French Prime Minister Michel Barnier faces the challenge of being ousted by the opposition parties if he uses constitutional tools to push through his budget plan. Both left-wing parties and the far-right National Rally hold the power to put forward a no-confidence motion and take down the French government.

French markets underperform global peers

The French stock market has been under pressure amid months-long political unrest. The CAC 40 is a rare underperformer with a negative performance this year, while global benchmarks all present a strong rally. Year-to-date, the index is down 5.3%, compared to a 5.6% rally of the euro Stoxx 600 and a 15% growth in the DAX. Globally, Wall Street repeatedly reached new highs, with the S&P 500 recording a nearly 26% surge and China’s Hang Seng Index climbing 13% this year.
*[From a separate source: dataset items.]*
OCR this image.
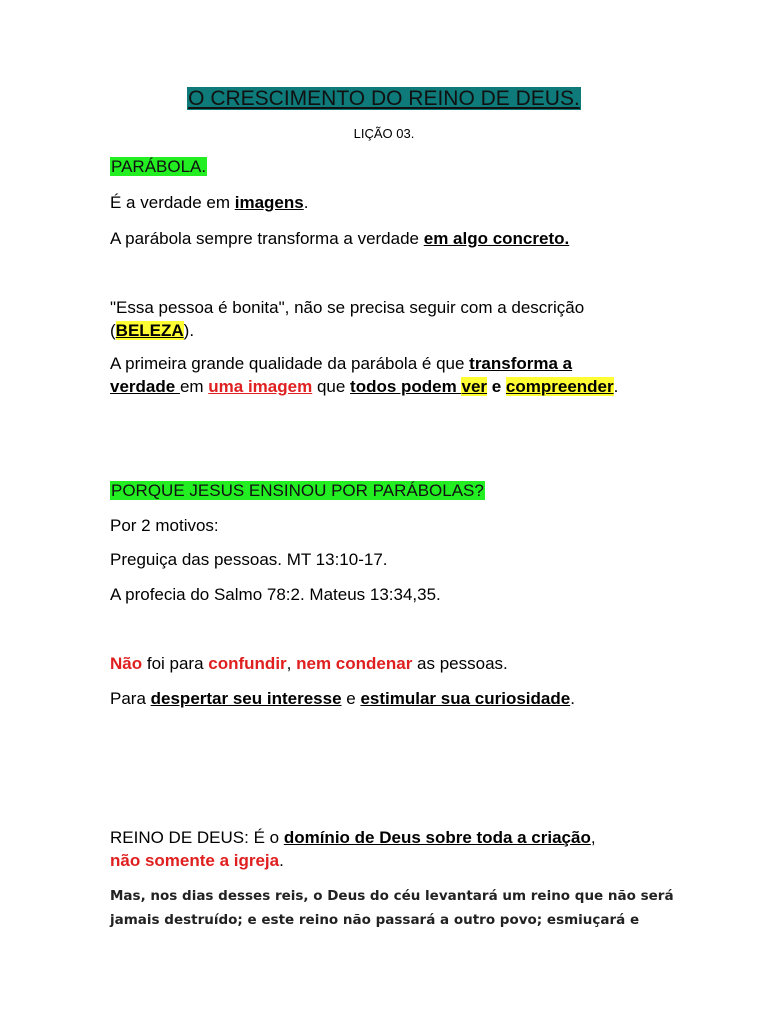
O CRESCIMENTO DO REINO DE DEUS.
LIÇÃO 03.
PARÁBOLA.
É a verdade em imagens.
A parábola sempre transforma a verdade em algo concreto.
"Essa pessoa é bonita", não se precisa seguir com a descrição
(BELEZA).
A primeira grande qualidade da parábola é que transforma a
verdade em uma imagem que todos podem ver e compreender.
PORQUE JESUS ENSINOU POR PARÁBOLAS?
Por 2 motivos:
Preguiça das pessoas. MT 13:10-17.
A profecia do Salmo 78:2. Mateus 13:34,35.
Não foi para confundir, nem condenar as pessoas.
Para despertar seu interesse e estimular sua curiosidade.
REINO DE DEUS: É o domínio de Deus sobre toda a criação,
não somente a igreja.
Mas, nos dias desses reis, o Deus do céu levantará um reino que não será
jamais destruído; e este reino não passará a outro povo; esmiuçará e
French banking stocks were hit the most due to uncertainties around the country’s public finance. On Wednesday, shares of BNP Paribas SA slumped as much as 3% to a fresh six-month low. France’s biggest bank’s stock is down more than 11% year to date, in contrast to an 18% rally of the Euro Stoxx 600 banking index. The insurance company, AXA’s shares tumbled 4.3%, and Credit Agricole slid 1.3% on the same day.

France’s political turmoil

In June, former Prime Minister Macron Emmanuel called for a snap election, resulting in a minority government after naming Michel Barnier as the new leader. The conservative veteran unveiled his budget plan, aiming to bring down the government debt level through extensive spending cuts and tax hikes. However, the bill has faced staunch opposition from left-wing alliances and the populist far-right National Rally leader, Marine Le Pen.

This political gridlock raises concerns about a potential Greece-style crisis, as France’s deficit is projected to reach 6.1% of its gross domestic product (GDP) this year -more than double the limit required by the European Union. According to European Commission projections, France’s debt-to-GDP ratio is expected to reach 112.4% in 2024, the second highest in the EU. The government’s plan to reduce this ratio by 5.1% next year is widely seen as unachievable. In May, S&P Global Ratings downgraded France’s credit score from AA to AA-, forecasting a deficit level of 3% of GDP until 2027.

Concerns over France’s political and financial stability have pushed the spread between German and French government bond yields – a key measure of market risk sentiment -to 86 basis points, the highest level since July 2012.

Euro may face further pressure

France’s political uncertainty, alongside Germany’s auto industry crisis and Trump’s tariff threat, added to the eurozone’s gloomy economic outlook. This will likely lead to a further depreciation in the euro against other currencies in the G-10 group, particularly the US dollar. The EUR/USD slid slightly overnight to mid-1.05 at 5:50 am CET today, remaining at a one-year low.